Following a discussion on this wiki [1], a hierarchy has been considered a not recommended way to group resources that should or should not be validated. Containment predicates such as ldp:contains or pcdm:hasMember, or assigning RDF types to individual resources to be validated, is a better choice.

Example 1: validate resources under a specific container

  1. User uploads an image of type cma:Image under /container_a/image1
  2. User uploads an image of type cma:Image under /container_b/image2
  3. User uploads an image of types cma:Image and cma:Validatable under /container_b/image3
  4. /container_a is of type cma:Validatable
  5. /container_b is not cma:Validatable
  6. Validation rules are defined for cma:Image in a configuration
  7. Configuration also indicates that rules should only be checked if the resource is of type cma:Validatable, or is contained by a container of that type
  8. Validation is checked for /container_a/image1 since it is under a cma:validatable container (i.e. </container_a> ldp:contains </container_a/image1>)
  9. Validation is not checked for /container_b/image2
  10. Validation is checked for /container_b/image3 because this resource itself is cma:validatable

Example 2: Indicate conditions for individual rules

A validation configuration specifies that:

  1. Property myns:uid:
    1. is mandatory
  2. Property myns:documentType:
    1. is mandatory
    2. must be checked if the resource is of type cma:validatable or is in a container of such type
  3. Property myns:creator:
    1. is mandatory
    2. must be checked if the resource is of type cma:validatable or is in a container of such type
    3. if validation fails, request should be forwarded to a specified service which forwards the request to Fedora and issues a warning that this property should be present

Given the resources being ingested in Example 1:

  1. for all three resources, if myns:uid is missing, ingest fails
  2. for /container_a/image1 and container_b/image3:
    1. if myns:documentType is missing, ingest fails
    2. if myns:creator is missing, ingest proceeds and a warning is issued

 

[1] Re: AIC Use Case: Content and Structural Validation

  • No labels

3 Comments

  1. Aaron Birkland, let me know if these examples reflect your expectations.

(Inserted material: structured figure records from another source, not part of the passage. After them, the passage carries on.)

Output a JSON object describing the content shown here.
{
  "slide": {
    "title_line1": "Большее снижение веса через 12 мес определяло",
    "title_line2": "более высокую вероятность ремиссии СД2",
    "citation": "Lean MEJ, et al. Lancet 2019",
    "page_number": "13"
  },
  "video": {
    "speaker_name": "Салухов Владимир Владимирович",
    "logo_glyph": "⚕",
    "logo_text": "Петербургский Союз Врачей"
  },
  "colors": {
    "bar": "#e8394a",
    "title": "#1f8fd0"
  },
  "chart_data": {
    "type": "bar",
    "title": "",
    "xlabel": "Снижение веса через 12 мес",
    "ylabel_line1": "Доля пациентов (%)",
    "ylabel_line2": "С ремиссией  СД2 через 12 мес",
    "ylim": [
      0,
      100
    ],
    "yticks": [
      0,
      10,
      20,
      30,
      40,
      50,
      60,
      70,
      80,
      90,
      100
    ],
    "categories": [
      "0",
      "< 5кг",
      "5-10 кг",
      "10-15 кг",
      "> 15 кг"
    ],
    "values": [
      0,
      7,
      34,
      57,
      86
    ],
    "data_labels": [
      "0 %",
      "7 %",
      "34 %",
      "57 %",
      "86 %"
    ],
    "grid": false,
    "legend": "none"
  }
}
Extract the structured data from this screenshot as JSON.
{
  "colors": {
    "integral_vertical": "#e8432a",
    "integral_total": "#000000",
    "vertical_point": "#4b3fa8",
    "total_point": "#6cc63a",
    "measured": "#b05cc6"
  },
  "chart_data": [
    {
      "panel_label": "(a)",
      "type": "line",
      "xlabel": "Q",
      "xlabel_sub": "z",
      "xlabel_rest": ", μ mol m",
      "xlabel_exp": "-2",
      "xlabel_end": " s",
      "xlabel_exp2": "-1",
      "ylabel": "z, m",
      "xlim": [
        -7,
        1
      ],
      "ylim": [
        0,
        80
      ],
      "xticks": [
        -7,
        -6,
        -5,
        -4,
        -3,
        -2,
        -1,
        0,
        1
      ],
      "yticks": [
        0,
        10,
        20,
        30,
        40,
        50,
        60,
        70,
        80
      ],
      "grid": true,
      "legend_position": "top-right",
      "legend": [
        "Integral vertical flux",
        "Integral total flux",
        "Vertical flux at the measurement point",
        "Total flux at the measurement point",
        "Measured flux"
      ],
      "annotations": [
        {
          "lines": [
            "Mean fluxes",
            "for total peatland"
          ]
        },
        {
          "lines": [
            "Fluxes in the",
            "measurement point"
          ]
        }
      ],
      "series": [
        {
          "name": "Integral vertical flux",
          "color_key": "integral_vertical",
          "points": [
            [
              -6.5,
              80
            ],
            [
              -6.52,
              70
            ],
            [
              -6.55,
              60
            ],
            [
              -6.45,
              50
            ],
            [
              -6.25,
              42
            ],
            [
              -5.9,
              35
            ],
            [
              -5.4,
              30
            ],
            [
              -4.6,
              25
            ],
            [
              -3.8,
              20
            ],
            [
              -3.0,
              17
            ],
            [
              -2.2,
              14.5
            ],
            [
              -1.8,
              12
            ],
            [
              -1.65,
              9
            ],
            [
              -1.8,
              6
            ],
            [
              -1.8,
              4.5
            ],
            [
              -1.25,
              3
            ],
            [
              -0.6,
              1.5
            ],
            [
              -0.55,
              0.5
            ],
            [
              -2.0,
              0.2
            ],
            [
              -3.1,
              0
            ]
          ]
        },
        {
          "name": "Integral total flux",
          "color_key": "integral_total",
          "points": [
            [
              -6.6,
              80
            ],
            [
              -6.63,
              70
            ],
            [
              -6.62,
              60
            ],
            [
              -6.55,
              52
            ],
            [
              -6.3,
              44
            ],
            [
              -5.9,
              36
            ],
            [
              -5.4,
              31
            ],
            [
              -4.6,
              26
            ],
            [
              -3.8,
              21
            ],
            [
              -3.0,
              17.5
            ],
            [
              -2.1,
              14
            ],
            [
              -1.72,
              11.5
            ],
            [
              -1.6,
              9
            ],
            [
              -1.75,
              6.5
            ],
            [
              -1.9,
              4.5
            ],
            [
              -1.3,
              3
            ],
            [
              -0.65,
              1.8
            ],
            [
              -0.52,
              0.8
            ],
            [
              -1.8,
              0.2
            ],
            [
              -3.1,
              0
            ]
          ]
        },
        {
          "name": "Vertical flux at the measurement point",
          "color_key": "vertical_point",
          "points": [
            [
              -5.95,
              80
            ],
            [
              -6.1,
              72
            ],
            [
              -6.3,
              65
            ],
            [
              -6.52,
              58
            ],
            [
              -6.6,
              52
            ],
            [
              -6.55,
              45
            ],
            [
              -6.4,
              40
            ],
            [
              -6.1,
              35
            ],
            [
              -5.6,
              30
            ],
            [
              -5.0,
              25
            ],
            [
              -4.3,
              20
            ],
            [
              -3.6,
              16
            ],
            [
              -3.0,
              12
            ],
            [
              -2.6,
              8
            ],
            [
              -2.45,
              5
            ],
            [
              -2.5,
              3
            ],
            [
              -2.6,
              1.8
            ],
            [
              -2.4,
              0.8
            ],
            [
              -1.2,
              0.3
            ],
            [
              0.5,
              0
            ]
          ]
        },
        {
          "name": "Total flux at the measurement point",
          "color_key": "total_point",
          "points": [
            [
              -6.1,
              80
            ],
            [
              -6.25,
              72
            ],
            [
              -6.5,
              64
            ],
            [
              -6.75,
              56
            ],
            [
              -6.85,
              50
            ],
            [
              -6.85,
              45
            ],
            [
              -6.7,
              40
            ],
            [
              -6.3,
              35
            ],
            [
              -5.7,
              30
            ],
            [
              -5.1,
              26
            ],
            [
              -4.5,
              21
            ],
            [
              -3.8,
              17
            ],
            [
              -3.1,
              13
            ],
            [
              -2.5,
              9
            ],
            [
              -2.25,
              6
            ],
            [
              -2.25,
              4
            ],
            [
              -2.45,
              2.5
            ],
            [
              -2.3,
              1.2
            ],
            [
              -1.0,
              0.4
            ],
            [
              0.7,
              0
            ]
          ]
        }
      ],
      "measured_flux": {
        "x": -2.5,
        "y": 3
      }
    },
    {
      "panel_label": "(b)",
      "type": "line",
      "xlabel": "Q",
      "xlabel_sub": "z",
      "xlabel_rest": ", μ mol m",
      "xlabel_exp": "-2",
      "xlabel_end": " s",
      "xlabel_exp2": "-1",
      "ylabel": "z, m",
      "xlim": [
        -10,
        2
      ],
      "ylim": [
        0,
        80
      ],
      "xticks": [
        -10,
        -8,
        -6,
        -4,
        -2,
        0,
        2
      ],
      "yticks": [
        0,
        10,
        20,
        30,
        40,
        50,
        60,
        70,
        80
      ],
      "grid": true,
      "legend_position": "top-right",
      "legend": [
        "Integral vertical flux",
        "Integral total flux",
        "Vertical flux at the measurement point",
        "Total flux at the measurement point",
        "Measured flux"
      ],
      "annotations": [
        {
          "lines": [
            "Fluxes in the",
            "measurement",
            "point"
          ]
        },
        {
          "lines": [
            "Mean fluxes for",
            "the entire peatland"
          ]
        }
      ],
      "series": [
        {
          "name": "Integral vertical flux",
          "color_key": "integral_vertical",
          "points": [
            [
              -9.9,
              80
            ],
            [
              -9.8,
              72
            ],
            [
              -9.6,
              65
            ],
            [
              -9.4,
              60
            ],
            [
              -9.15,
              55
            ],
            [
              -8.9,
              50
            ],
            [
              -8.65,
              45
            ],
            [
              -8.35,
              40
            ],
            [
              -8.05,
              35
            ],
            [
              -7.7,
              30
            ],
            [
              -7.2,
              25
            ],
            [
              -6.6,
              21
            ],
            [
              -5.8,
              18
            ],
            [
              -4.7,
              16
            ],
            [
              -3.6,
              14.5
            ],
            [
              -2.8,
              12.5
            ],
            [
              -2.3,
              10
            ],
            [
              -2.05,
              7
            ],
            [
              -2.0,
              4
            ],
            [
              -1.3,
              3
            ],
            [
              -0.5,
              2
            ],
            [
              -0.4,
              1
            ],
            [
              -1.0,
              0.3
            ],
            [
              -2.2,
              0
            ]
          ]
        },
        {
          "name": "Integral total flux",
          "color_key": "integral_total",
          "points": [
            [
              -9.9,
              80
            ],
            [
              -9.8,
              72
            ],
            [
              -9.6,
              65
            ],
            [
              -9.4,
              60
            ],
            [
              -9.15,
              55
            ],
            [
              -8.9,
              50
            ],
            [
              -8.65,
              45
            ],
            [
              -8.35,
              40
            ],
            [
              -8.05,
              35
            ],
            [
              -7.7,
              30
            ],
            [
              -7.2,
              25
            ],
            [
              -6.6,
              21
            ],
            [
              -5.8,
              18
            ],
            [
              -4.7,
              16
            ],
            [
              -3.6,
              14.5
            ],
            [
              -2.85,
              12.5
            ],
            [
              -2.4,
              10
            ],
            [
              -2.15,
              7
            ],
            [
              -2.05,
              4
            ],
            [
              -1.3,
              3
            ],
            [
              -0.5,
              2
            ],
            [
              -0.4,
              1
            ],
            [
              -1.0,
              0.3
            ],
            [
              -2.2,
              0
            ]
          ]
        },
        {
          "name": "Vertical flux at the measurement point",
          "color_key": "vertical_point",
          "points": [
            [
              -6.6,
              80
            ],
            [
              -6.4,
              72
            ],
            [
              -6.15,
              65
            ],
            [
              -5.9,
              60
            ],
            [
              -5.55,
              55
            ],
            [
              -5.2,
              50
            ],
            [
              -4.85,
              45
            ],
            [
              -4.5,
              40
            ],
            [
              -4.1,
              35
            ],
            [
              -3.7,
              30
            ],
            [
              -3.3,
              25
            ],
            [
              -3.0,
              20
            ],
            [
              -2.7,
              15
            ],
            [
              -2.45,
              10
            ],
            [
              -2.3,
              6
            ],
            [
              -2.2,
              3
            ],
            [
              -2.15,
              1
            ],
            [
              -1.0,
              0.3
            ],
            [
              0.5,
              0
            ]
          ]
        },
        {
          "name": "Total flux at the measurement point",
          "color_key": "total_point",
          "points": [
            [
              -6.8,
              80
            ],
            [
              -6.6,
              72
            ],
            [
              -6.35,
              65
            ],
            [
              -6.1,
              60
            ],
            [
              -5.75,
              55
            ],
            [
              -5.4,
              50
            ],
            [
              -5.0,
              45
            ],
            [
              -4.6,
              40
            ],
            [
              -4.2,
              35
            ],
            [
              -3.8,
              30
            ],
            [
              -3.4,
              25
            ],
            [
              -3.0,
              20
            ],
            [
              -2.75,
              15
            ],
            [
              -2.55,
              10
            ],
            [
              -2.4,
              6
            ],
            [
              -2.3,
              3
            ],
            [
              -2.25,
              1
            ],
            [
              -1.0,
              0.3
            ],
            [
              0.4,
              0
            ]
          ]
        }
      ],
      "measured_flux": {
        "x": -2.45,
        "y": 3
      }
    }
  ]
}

    1. It's slightly different from what I was imagining, only in the treatment of myns:uid.  I was imagining that cma:validatable would be a marker to "invoke the validation extension here".  So if container_b does not have cma:validatable, then there would be no problem ingesting a resource missing myns:uid, as the extension is not involved in the transaction at all.  In other words, API-X looks for the presence of cma:validatable to determine if the request should be routed through the validation extension in the first place.  

      1. That would work if you want to establish validation on a per-resource (or per-container) basis.

        My example is trying to be as flexible as possible by establishing validation on a per-property basis. So if you want myns:uid to be always present, you can do that.

        We can discuss whether this fine-grainedness is necessary for the stakeholders.